(9) Ninth

1.4K 157 8
                                    

Setelah menghabiskan sepiring lasagna, dan cemilan yang semakin berkurang karena telah beralih tempat keperutnya, pandangan Zamo teralih pada layar yang ada di depan. Sementara asyik menonton, ia tak menyadari wajah Affan telah berjarak satu jengkal dari wajahnya.

"Minggir!" perintahnya refleks.

Namun, apa yang diharapkan tidak kunjung terwujud. Seakan bahwa tidak ada yang berbicara. Seakan telinganya tersumbat. Seakan berpura-pura tidak mendengar. Ketiganya benar adanya.

Selain wajah, Affan juga merapatkan tubuhnya. Zamo pun bisa mencium aromanya.

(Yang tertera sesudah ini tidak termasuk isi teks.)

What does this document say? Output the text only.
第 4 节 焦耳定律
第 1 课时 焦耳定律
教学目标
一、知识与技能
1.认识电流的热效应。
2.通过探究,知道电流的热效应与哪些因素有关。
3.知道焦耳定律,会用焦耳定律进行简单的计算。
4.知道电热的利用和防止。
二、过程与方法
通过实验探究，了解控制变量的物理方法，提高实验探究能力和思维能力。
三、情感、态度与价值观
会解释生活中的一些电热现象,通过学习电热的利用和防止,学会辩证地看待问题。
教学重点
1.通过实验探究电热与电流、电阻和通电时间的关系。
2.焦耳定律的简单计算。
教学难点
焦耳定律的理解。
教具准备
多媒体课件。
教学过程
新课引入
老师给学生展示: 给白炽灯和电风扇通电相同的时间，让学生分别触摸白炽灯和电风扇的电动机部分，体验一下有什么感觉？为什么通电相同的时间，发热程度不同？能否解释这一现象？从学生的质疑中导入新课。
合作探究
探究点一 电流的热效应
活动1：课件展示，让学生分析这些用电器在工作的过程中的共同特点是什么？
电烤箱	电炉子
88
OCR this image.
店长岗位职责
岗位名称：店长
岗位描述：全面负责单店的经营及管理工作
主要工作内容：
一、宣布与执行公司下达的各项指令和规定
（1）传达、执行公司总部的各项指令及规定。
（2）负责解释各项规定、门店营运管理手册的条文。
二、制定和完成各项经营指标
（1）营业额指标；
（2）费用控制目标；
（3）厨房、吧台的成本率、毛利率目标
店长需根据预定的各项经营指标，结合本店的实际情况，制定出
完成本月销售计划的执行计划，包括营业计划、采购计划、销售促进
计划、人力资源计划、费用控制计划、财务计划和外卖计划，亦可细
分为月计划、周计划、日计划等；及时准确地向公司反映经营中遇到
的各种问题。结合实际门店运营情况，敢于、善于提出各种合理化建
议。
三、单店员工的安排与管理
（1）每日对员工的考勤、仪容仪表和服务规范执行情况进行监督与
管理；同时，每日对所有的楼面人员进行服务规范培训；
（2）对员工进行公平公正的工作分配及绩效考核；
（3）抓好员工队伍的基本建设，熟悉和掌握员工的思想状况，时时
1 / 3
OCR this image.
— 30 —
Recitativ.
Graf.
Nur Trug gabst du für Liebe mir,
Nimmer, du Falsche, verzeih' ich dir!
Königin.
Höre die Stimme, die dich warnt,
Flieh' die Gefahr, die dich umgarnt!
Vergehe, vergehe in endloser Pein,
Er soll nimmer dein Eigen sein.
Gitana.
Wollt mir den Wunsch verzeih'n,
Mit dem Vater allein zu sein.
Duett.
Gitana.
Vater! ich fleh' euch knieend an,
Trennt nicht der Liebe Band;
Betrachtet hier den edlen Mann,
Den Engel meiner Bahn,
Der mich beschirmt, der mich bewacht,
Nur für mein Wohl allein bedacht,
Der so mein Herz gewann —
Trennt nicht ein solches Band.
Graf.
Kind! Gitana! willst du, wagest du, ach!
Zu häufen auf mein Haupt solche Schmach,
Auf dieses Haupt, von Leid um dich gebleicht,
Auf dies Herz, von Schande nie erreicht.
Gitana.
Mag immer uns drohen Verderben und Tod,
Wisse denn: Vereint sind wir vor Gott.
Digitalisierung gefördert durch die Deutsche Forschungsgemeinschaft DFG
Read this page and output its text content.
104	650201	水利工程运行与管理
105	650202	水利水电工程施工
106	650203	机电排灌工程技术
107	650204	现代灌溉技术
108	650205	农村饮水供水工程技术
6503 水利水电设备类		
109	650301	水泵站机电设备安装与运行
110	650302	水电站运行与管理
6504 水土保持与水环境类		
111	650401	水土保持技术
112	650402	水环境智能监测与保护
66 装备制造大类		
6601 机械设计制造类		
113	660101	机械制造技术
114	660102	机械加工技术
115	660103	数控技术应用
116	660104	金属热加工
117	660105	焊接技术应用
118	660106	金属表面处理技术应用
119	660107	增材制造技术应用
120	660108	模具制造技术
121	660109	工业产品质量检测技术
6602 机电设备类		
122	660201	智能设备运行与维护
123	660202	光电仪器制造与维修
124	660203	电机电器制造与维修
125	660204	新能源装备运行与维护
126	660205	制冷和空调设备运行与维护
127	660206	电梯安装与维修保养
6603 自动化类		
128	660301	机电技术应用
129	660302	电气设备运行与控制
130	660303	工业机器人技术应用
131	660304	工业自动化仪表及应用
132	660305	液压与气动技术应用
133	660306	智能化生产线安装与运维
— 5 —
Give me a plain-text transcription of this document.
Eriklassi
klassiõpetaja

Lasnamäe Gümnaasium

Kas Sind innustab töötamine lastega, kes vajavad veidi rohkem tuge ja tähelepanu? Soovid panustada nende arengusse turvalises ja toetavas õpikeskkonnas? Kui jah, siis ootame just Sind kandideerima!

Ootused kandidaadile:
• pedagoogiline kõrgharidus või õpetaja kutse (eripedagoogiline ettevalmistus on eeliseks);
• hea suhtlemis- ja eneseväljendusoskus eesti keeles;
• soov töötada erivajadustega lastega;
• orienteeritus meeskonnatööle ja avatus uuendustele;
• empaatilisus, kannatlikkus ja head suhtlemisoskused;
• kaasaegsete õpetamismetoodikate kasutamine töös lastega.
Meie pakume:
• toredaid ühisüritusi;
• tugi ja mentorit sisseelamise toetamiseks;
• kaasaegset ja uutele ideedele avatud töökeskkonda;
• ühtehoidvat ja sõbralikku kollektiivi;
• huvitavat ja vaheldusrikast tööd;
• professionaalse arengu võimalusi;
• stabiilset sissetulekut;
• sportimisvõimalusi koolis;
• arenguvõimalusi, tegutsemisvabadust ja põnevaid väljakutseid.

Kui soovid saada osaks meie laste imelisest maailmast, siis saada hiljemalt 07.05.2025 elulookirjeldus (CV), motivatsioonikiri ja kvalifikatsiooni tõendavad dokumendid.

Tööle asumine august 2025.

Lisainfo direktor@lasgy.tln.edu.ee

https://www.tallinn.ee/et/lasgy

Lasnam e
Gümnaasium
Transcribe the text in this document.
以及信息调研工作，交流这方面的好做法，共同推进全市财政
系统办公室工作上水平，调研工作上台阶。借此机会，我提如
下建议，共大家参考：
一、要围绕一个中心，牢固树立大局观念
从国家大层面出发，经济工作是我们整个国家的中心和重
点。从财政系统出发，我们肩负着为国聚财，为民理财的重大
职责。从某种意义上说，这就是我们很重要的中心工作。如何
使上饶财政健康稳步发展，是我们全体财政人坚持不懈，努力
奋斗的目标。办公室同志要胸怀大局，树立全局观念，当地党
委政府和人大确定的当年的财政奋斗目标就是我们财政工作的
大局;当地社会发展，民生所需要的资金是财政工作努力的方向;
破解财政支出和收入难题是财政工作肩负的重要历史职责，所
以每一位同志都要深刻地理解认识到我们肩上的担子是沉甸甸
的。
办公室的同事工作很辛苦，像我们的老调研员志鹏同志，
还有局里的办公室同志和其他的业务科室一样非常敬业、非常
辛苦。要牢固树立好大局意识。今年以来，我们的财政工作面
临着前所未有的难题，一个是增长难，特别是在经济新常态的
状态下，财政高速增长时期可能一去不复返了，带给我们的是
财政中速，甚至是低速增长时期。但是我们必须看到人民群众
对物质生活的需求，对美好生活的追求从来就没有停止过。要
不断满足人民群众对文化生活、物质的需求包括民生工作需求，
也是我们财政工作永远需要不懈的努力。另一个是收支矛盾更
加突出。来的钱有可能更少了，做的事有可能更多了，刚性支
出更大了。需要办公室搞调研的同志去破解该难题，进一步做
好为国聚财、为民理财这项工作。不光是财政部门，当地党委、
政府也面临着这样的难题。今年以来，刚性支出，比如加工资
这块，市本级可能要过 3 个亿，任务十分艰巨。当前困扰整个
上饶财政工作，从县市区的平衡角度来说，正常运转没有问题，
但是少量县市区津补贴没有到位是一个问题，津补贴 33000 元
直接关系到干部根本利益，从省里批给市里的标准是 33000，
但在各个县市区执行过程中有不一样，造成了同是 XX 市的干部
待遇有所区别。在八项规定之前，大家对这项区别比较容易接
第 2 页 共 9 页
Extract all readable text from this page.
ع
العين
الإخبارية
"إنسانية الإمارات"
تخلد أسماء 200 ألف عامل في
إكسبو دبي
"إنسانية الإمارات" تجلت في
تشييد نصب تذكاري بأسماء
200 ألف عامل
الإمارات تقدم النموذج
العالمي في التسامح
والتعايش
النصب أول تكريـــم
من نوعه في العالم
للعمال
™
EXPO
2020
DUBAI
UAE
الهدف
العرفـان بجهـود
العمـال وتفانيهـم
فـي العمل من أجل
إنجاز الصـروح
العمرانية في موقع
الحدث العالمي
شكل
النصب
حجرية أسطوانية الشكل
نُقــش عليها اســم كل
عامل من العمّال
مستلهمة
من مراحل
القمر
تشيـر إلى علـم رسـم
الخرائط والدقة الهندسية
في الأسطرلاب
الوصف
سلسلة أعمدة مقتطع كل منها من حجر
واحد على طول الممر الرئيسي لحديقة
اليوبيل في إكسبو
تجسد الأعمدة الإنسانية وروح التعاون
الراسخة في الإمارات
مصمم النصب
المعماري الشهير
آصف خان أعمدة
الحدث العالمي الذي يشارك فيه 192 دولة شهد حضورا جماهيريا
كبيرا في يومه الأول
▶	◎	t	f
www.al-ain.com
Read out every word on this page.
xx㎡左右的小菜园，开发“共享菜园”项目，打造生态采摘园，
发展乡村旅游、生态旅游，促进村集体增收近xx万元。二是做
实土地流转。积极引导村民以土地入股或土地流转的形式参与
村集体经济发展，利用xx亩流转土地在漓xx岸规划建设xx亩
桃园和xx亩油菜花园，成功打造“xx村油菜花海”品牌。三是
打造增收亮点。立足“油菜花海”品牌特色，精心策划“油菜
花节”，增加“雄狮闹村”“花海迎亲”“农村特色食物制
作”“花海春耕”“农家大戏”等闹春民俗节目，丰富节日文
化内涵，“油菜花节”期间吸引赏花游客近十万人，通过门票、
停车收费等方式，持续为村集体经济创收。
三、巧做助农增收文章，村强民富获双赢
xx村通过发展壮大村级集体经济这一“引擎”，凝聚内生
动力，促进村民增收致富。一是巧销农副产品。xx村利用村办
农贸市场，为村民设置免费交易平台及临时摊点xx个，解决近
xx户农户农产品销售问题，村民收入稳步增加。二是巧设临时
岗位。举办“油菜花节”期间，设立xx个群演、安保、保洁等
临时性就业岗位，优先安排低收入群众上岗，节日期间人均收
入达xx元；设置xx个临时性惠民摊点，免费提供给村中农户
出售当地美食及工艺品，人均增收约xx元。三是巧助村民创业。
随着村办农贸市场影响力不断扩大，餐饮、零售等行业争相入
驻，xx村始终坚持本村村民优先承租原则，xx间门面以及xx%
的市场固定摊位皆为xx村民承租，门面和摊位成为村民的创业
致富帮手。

"Bisakah kau diam? Kau selalu berceloteh saat moment seperti ini," lawan Affan.

Dengan perasaan kesal yang bercampur aduk, Zamo segera angkat kaki. Tapi, tangannya ditahan yang memberikan isyarat bahwa jangan pergi.

"Lepaskan, Affan!"

"Kau mau kemana?" tanya Affan tanpa mau melepaskan cengkeraman tangannya. Matanya tampak begitu santai.

"Ke kamar," jawabnya ketus.

"Ngapain?"

"Tentu saja aku mau tidur. Lepaskan aku!" pekik Zamo yang masih meronta. Affan tidak tahu bahwa Zamo sangat sulit menormalkan detak jantungnya saat ini.

"Duduklah, little girl," perintahnya dengan lembut. Suaranya yang lembut dan tatapan mata damai akan membuai Zamo lebih dalam jika saja ia hilang kendali.

"Tidak, Affan!"

Seketika Affan menarik tangannya tanpa melepas cengkraman. Spontan tubuh wanita itu ikut tertarik dan tepat mengenainya. Ini sungguh memalukan dan membuat jantung Zamo berdetak lebih cepat. Bahkan sangat cepat.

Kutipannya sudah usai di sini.